Now in its fourth year, the Mizzou Advantage program, which promotes MU interdisciplinary research through four initiatives, is ready for the next step. Many of the investments made when the initiative launched are coming to fruition, Frank said.
“If you look at the trajectory of Mizzou Advantage, our networks across campus are still growing. They’re starting to produce measurable returns,” Frank said. “But the ultimate objective of Mizzou Advantage goes beyond the university. We need to be more actively pushing our networks and opportunities beyond the campus itself. We’re right at that tipping point.”
As faculty fellow, Frank manages the day-to-day operations and develops infrastructure to support the program. He also serves as its ambassador, encouraging networking among MU faculty and beyond, helping find funding for proposals, coordinating faculty hires and sponsoring conferences.
Before coming to MU in September 2010, Frank was director of the Colorado Water Workshop, an annual conference to explore the water issues in Colorado and other parts of the West.

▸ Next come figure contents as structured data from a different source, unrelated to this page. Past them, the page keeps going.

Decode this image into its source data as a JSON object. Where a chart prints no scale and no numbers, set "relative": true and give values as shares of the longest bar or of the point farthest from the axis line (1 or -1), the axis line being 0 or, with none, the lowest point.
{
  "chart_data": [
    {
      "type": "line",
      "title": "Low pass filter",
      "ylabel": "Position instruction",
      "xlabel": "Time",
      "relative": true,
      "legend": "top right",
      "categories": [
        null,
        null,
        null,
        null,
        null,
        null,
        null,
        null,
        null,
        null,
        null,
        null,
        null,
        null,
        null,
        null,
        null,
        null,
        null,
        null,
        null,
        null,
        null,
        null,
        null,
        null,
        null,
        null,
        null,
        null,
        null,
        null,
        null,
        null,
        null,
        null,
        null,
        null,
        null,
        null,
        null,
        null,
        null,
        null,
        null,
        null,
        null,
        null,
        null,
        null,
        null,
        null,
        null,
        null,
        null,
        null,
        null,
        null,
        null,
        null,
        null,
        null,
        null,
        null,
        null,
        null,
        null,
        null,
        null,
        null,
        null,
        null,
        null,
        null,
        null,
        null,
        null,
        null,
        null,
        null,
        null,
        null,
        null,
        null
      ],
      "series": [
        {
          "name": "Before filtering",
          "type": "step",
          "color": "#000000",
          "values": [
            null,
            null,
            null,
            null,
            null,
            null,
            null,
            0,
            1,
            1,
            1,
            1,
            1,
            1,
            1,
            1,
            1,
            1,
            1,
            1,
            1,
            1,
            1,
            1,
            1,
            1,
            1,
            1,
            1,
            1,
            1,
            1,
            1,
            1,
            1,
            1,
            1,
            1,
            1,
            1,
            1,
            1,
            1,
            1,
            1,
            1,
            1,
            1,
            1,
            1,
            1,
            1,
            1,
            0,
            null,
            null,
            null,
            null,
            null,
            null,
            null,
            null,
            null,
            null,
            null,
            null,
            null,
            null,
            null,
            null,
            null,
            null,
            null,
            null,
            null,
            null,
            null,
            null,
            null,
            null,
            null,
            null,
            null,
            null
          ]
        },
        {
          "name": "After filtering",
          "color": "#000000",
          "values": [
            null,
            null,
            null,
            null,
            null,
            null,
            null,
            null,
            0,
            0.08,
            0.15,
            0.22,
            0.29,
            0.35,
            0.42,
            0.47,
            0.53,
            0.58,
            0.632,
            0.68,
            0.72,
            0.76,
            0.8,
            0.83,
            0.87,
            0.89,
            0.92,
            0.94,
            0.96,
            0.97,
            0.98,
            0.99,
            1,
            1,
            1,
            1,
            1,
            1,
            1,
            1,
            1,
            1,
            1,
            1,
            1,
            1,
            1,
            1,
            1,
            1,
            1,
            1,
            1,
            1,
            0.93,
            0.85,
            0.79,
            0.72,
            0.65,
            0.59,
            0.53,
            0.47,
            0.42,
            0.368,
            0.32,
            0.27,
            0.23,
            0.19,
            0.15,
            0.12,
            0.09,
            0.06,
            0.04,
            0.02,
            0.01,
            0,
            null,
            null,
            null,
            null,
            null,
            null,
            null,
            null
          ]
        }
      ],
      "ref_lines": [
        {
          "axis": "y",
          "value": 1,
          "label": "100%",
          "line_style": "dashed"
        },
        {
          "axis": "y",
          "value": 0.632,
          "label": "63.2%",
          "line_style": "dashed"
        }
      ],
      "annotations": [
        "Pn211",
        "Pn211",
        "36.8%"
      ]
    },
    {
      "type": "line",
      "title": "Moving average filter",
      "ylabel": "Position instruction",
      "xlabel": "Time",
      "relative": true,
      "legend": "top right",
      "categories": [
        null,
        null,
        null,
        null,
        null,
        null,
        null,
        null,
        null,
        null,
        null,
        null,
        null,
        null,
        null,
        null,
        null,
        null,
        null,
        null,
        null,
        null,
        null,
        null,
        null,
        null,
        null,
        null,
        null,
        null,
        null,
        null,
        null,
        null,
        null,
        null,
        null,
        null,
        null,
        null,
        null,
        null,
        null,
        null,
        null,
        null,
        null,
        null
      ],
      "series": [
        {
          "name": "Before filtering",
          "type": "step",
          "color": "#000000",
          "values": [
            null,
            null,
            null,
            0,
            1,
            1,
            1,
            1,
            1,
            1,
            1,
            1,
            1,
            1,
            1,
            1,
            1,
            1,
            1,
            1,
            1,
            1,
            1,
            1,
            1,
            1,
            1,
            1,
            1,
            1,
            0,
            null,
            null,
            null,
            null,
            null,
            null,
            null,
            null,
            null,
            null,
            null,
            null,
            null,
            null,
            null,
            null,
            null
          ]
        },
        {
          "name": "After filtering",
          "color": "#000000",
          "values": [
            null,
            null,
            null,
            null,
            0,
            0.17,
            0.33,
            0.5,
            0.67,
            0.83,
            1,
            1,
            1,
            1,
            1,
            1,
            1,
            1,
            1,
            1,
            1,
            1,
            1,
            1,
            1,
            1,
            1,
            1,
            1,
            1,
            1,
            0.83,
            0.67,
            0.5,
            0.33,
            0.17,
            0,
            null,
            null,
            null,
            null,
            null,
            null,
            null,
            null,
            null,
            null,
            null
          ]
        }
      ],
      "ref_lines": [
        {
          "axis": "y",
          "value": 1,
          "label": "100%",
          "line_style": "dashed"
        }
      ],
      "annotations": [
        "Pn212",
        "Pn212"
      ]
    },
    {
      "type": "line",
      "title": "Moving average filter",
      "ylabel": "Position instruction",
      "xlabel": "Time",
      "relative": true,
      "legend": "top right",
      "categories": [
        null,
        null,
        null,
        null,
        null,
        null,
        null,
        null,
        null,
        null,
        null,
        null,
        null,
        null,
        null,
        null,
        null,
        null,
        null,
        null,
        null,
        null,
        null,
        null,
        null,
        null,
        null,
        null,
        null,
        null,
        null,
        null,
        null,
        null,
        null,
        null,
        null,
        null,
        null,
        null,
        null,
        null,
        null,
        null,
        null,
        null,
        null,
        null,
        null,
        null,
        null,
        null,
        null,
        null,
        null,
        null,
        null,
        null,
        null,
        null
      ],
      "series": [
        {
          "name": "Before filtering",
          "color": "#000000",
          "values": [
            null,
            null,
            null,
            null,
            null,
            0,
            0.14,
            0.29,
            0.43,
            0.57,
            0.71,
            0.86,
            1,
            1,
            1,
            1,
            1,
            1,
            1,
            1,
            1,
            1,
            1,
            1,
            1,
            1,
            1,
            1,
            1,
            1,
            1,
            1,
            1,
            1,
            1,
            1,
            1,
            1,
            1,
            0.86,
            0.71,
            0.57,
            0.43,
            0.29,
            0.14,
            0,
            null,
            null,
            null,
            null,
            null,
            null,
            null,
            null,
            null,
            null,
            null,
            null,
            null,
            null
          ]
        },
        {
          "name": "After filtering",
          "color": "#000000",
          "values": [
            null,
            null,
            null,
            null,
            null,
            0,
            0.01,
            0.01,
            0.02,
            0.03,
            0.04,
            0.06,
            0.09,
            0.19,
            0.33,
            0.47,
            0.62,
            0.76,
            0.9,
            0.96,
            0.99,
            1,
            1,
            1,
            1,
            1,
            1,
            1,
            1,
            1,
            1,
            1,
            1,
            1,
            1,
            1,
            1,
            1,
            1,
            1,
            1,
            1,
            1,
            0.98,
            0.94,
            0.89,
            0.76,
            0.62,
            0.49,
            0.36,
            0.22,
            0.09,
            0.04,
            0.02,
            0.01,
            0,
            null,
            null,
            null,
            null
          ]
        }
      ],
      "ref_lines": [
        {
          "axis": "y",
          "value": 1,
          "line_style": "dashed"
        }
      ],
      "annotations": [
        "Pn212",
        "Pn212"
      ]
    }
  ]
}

He worked with a diverse group of stakeholders, engaging policymakers, companies, citizens and scholars from biology, economics, history, politics, geography, geology, communications, business and anthropology.
“This is right in my wheelhouse,” said Frank, whose research focus at MU is environmental history. “If you look at environmental historians’ scholarship broadly, one of the trends you see is that we all recognize the major problems human beings face — in terms of energy, health, food, communication — are so large, so dynamic, so fast-moving that no one field can even begin to address them.
“When I see a program like Mizzou Advantage that’s trying to do that within the framework of higher education, it is really exciting.”
Since launching, Mizzou Advantage has brought more than $13 million to campus through research grants and donations, funded more than 100 undergraduate and graduate students to attend conferences, hired seven prominent faculty, and provided staff and faculty development awards.
On June 2, Mizzou Advantage announced new awards of more than $3.8 million to 45 interdisciplinary teams across campus, including a journalism, architectural studies and computer science research project to study techniques for 3-D storytelling, and a statewide collaboration among MU, Washington University and University of Missouri–Kansas City to conduct stroke research.
“Mizzou Advantage is a key part of the university, and it needs to be aligned specifically with the Strategic Operating Plan, which is aligned with our mission as a land-grant institution, so that we’re all pulling in the same direction,” Frank said.
“We’re repositioning the University of Missouri to highlight our strengths to make sure people in Jefferson City, Missouri, and the major granting institutions are aware of who we are and respect who we are.”